Op 19 juli 2023 heeft de Rechtbank Zeeland-West-Brabant uitspraak gedaan in de zaak BRE 22/1241, waarin belanghebbende in beroep ging tegen een naheffingsaanslag parkeerbelasting opgelegd door de heffingsambtenaar van de gemeente Breda. De naheffingsaanslag was opgelegd op 12 februari 2022, na een controle op 2 februari 2022, waarbij geconstateerd werd dat de auto van belanghebbende geparkeerd stond zonder dat er voor de juiste zone een betaling was gedaan. Belanghebbende had echter wel een betaling gedaan voor een andere zone, wat leidde tot het geschil over de juiste zone-indeling en de bewijslast van de heffingsambtenaar.
De rechtbank oordeelde dat de heffingsambtenaar niet voldoende bewijs had geleverd dat de naheffingsaanslag terecht was. De rechtbank stelde vast dat de heffingsambtenaar niet had aangetoond dat de zone-codes overeenkwamen met de informatie die belanghebbende had ontvangen op het moment van de betaling. Bovendien was er bewijs dat belanghebbende op het moment van de controle een betaling had gedaan, wat de bewijslast voor de heffingsambtenaar verhoogde. De rechtbank concludeerde dat de naheffingsaanslag niet in stand kon blijven en vernietigde de uitspraak op bezwaar, waardoor belanghebbende het griffierecht terugkreeg.

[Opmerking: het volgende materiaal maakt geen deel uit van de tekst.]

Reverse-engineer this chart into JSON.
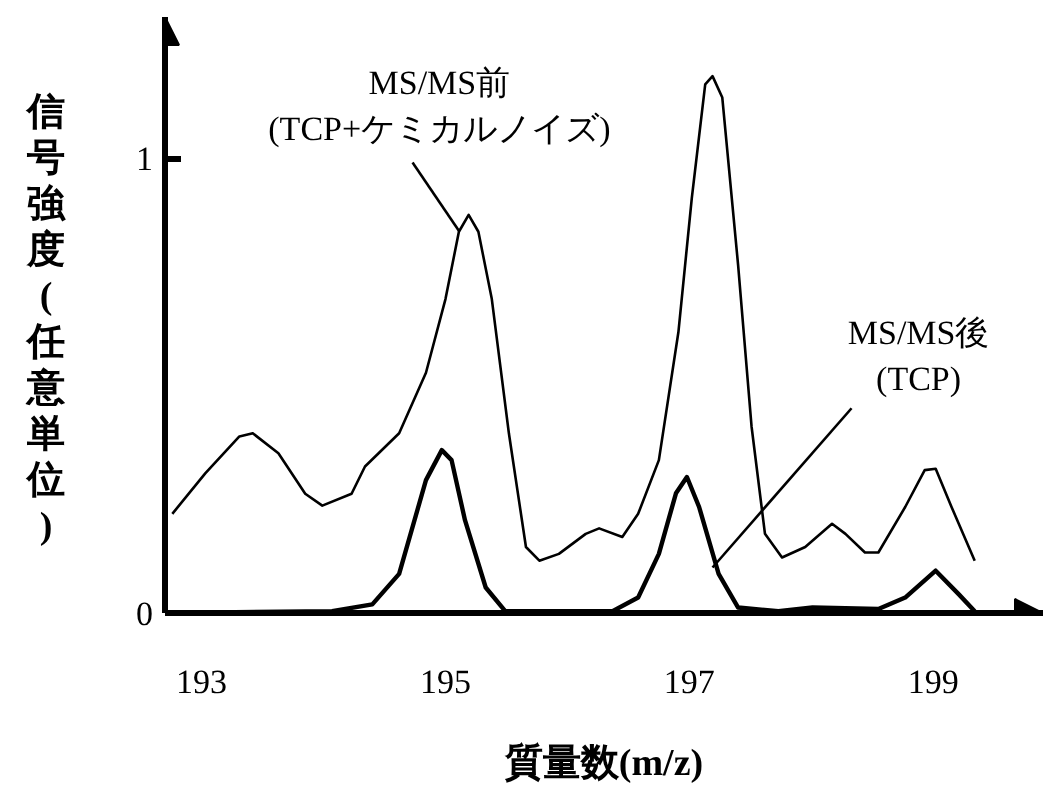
{
  "chart_data": {
    "type": "line",
    "xlabel": "質量数(m/z)",
    "ylabel": "信号強度(任意単位)",
    "xlim": [
      192.7,
      199.9
    ],
    "ylim": [
      0,
      1.31
    ],
    "xticks": [
      193,
      195,
      197,
      199
    ],
    "yticks": [
      0,
      1
    ],
    "grid": false,
    "marker": "none",
    "line_style": "solid",
    "series": [
      {
        "color": "#000000",
        "x": [
          192.76,
          193.03,
          193.31,
          193.42,
          193.63,
          193.85,
          193.99,
          194.23,
          194.34,
          194.62,
          194.84,
          195.0,
          195.11,
          195.19,
          195.27,
          195.38,
          195.52,
          195.66,
          195.77,
          195.93,
          196.15,
          196.26,
          196.45,
          196.58,
          196.75,
          196.91,
          197.02,
          197.13,
          197.19,
          197.27,
          197.4,
          197.51,
          197.62,
          197.76,
          197.95,
          198.17,
          198.28,
          198.44,
          198.55,
          198.77,
          198.93,
          199.02,
          199.15,
          199.34
        ],
        "values": [
          0.218,
          0.307,
          0.388,
          0.395,
          0.351,
          0.262,
          0.236,
          0.262,
          0.322,
          0.395,
          0.528,
          0.69,
          0.838,
          0.875,
          0.838,
          0.69,
          0.395,
          0.145,
          0.115,
          0.13,
          0.174,
          0.186,
          0.167,
          0.218,
          0.336,
          0.617,
          0.912,
          1.162,
          1.18,
          1.133,
          0.764,
          0.41,
          0.174,
          0.122,
          0.145,
          0.196,
          0.174,
          0.133,
          0.133,
          0.233,
          0.314,
          0.317,
          0.233,
          0.115
        ]
      },
      {
        "color": "#000000",
        "x": [
          192.76,
          194.07,
          194.4,
          194.62,
          194.84,
          194.97,
          195.05,
          195.16,
          195.33,
          195.49,
          196.37,
          196.58,
          196.75,
          196.89,
          196.98,
          197.08,
          197.24,
          197.4,
          197.73,
          198.01,
          198.55,
          198.77,
          199.02,
          199.21,
          199.34
        ],
        "values": [
          0,
          0.004,
          0.019,
          0.086,
          0.292,
          0.358,
          0.336,
          0.204,
          0.056,
          0.004,
          0.004,
          0.034,
          0.13,
          0.263,
          0.299,
          0.233,
          0.086,
          0.012,
          0.004,
          0.012,
          0.009,
          0.034,
          0.093,
          0.041,
          0.004
        ]
      }
    ],
    "annotations": [
      {
        "text": "MS/MS前\n(TCP+ケミカルノイズ)",
        "x": 195.11,
        "y": 0.84
      },
      {
        "text": "MS/MS後\n(TCP)",
        "x": 197.19,
        "y": 0.1
      }
    ]
  }
}
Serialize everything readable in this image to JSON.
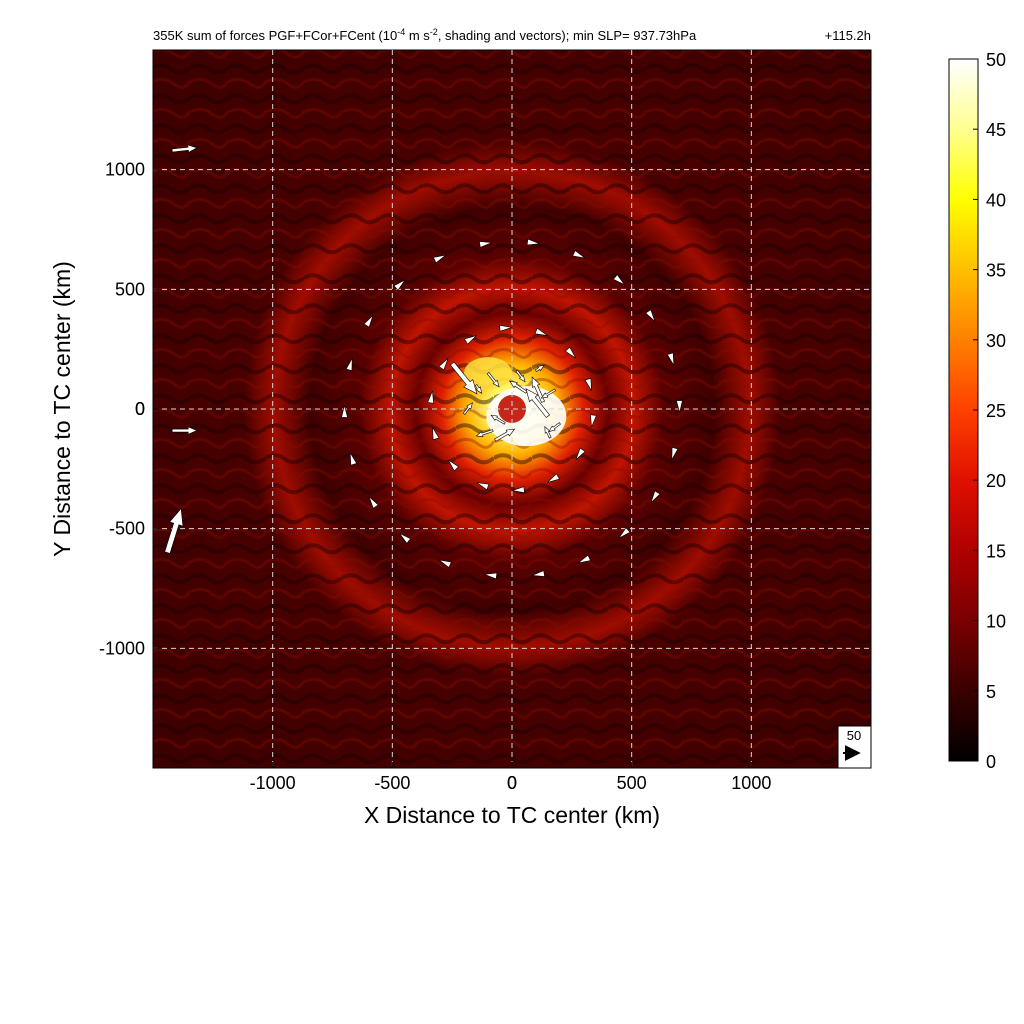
{
  "chart_data": {
    "type": "heatmap",
    "title": {
      "main": "355K sum of forces PGF+FCor+FCent (10",
      "exp1": "-4",
      "mid": " m s",
      "exp2": "-2",
      "tail": ", shading and vectors); min SLP= 937.73hPa",
      "time": "+115.2h"
    },
    "xlabel": "X Distance to TC center (km)",
    "ylabel": "Y Distance to TC center (km)",
    "xlim": [
      -1500,
      1500
    ],
    "ylim": [
      -1500,
      1500
    ],
    "xticks": [
      -1000,
      -500,
      0,
      500,
      1000
    ],
    "yticks": [
      -1000,
      -500,
      0,
      500,
      1000
    ],
    "grid": true,
    "colorbar": {
      "min": 0,
      "max": 50,
      "ticks": [
        0,
        5,
        10,
        15,
        20,
        25,
        30,
        35,
        40,
        45,
        50
      ],
      "colormap": [
        "#000000",
        "#3a0000",
        "#7a0000",
        "#b00000",
        "#e01000",
        "#ff4000",
        "#ff8000",
        "#ffbf00",
        "#ffff00",
        "#ffff90",
        "#ffffff"
      ]
    },
    "reference_vector": {
      "label": "50",
      "value": 50
    },
    "field_features": {
      "description_hint": "high values (30-50) concentrated in inner core r<250 km, rings of 10-20 near r~350 km and r~700 km, background 0-12",
      "core_peak": 50,
      "rings_km": [
        350,
        700
      ],
      "ring_values": [
        18,
        12
      ],
      "background": [
        0,
        12
      ]
    },
    "vectors": [
      {
        "x": -1420,
        "y": 1080,
        "u": 45,
        "v": 5
      },
      {
        "x": -1420,
        "y": -90,
        "u": 45,
        "v": 0
      },
      {
        "x": -1440,
        "y": -600,
        "u": 25,
        "v": 80
      },
      {
        "x": -250,
        "y": 190,
        "u": 45,
        "v": -55
      },
      {
        "x": -100,
        "y": 150,
        "u": 20,
        "v": -25
      },
      {
        "x": 150,
        "y": -30,
        "u": -40,
        "v": 50
      },
      {
        "x": 130,
        "y": 30,
        "u": -20,
        "v": 45
      },
      {
        "x": -70,
        "y": -130,
        "u": 35,
        "v": 20
      },
      {
        "x": -80,
        "y": -90,
        "u": -30,
        "v": -10
      },
      {
        "x": 60,
        "y": 70,
        "u": -30,
        "v": 20
      },
      {
        "x": -200,
        "y": -20,
        "u": 15,
        "v": 20
      },
      {
        "x": 180,
        "y": 80,
        "u": -25,
        "v": -15
      },
      {
        "x": 160,
        "y": -120,
        "u": -10,
        "v": 20
      },
      {
        "x": -30,
        "y": -60,
        "u": -25,
        "v": 15
      },
      {
        "x": 20,
        "y": 160,
        "u": 15,
        "v": -20
      },
      {
        "x": 100,
        "y": 160,
        "u": 15,
        "v": 10
      },
      {
        "x": -150,
        "y": 100,
        "u": 10,
        "v": -15
      },
      {
        "x": 200,
        "y": -60,
        "u": -20,
        "v": -15
      }
    ]
  }
}
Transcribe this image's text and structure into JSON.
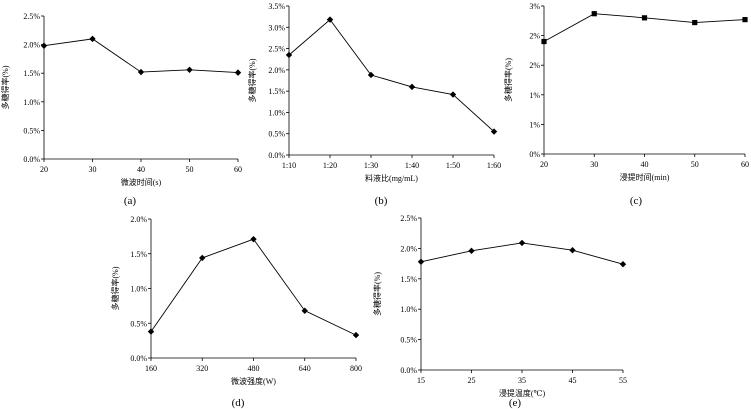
{
  "chart_data": [
    {
      "id": "a",
      "type": "line",
      "panel_label": "(a)",
      "xlabel": "微波时间(s)",
      "ylabel": "多糖得率(%)",
      "marker": "diamond",
      "x_ticks": [
        "20",
        "30",
        "40",
        "50",
        "60"
      ],
      "y_ticks": [
        "0.0%",
        "0.5%",
        "1.0%",
        "1.5%",
        "2.0%",
        "2.5%"
      ],
      "ylim": [
        0,
        2.5
      ],
      "x": [
        20,
        30,
        40,
        50,
        60
      ],
      "y": [
        1.98,
        2.1,
        1.52,
        1.56,
        1.51
      ]
    },
    {
      "id": "b",
      "type": "line",
      "panel_label": "(b)",
      "xlabel": "料液比(mg/mL)",
      "ylabel": "多糖得率(%)",
      "marker": "diamond",
      "x_ticks": [
        "1:10",
        "1:20",
        "1:30",
        "1:40",
        "1:50",
        "1:60"
      ],
      "y_ticks": [
        "0.0%",
        "0.5%",
        "1.0%",
        "1.5%",
        "2.0%",
        "2.5%",
        "3.0%",
        "3.5%"
      ],
      "ylim": [
        0,
        3.5
      ],
      "x": [
        0,
        1,
        2,
        3,
        4,
        5
      ],
      "y": [
        2.35,
        3.18,
        1.88,
        1.6,
        1.42,
        0.55
      ]
    },
    {
      "id": "c",
      "type": "line",
      "panel_label": "(c)",
      "xlabel": "浸提时间(min)",
      "ylabel": "多糖得率(%)",
      "marker": "square",
      "x_ticks": [
        "20",
        "30",
        "40",
        "50",
        "60"
      ],
      "y_ticks": [
        "0%",
        "1%",
        "1%",
        "2%",
        "2%",
        "3%"
      ],
      "ylim": [
        0,
        2.5
      ],
      "x": [
        20,
        30,
        40,
        50,
        60
      ],
      "y": [
        1.9,
        2.37,
        2.3,
        2.22,
        2.27
      ]
    },
    {
      "id": "d",
      "type": "line",
      "panel_label": "(d)",
      "xlabel": "微波强度(W)",
      "ylabel": "多糖得率(%)",
      "marker": "diamond",
      "x_ticks": [
        "160",
        "320",
        "480",
        "640",
        "800"
      ],
      "y_ticks": [
        "0.0%",
        "0.5%",
        "1.0%",
        "1.5%",
        "2.0%"
      ],
      "ylim": [
        0,
        2.0
      ],
      "x": [
        160,
        320,
        480,
        640,
        800
      ],
      "y": [
        0.38,
        1.44,
        1.71,
        0.68,
        0.33
      ]
    },
    {
      "id": "e",
      "type": "line",
      "panel_label": "(e)",
      "xlabel": "浸提温度(℃)",
      "ylabel": "多糖得率(%)",
      "marker": "diamond",
      "x_ticks": [
        "15",
        "25",
        "35",
        "45",
        "55"
      ],
      "y_ticks": [
        "0.0%",
        "0.5%",
        "1.0%",
        "1.5%",
        "2.0%",
        "2.5%"
      ],
      "ylim": [
        0,
        2.5
      ],
      "x": [
        15,
        25,
        35,
        45,
        55
      ],
      "y": [
        1.78,
        1.96,
        2.09,
        1.97,
        1.74
      ]
    }
  ]
}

De rechtbank benadrukte dat de heffingsambtenaar niet had voldaan aan de bewijslast die op hem rustte en dat de wijzigingen in de regelgeving rondom parkeerbelastingen ook een rol speelden in de beoordeling. De uitspraak werd openbaar gemaakt en partijen werden geïnformeerd over de mogelijkheid tot hoger beroep.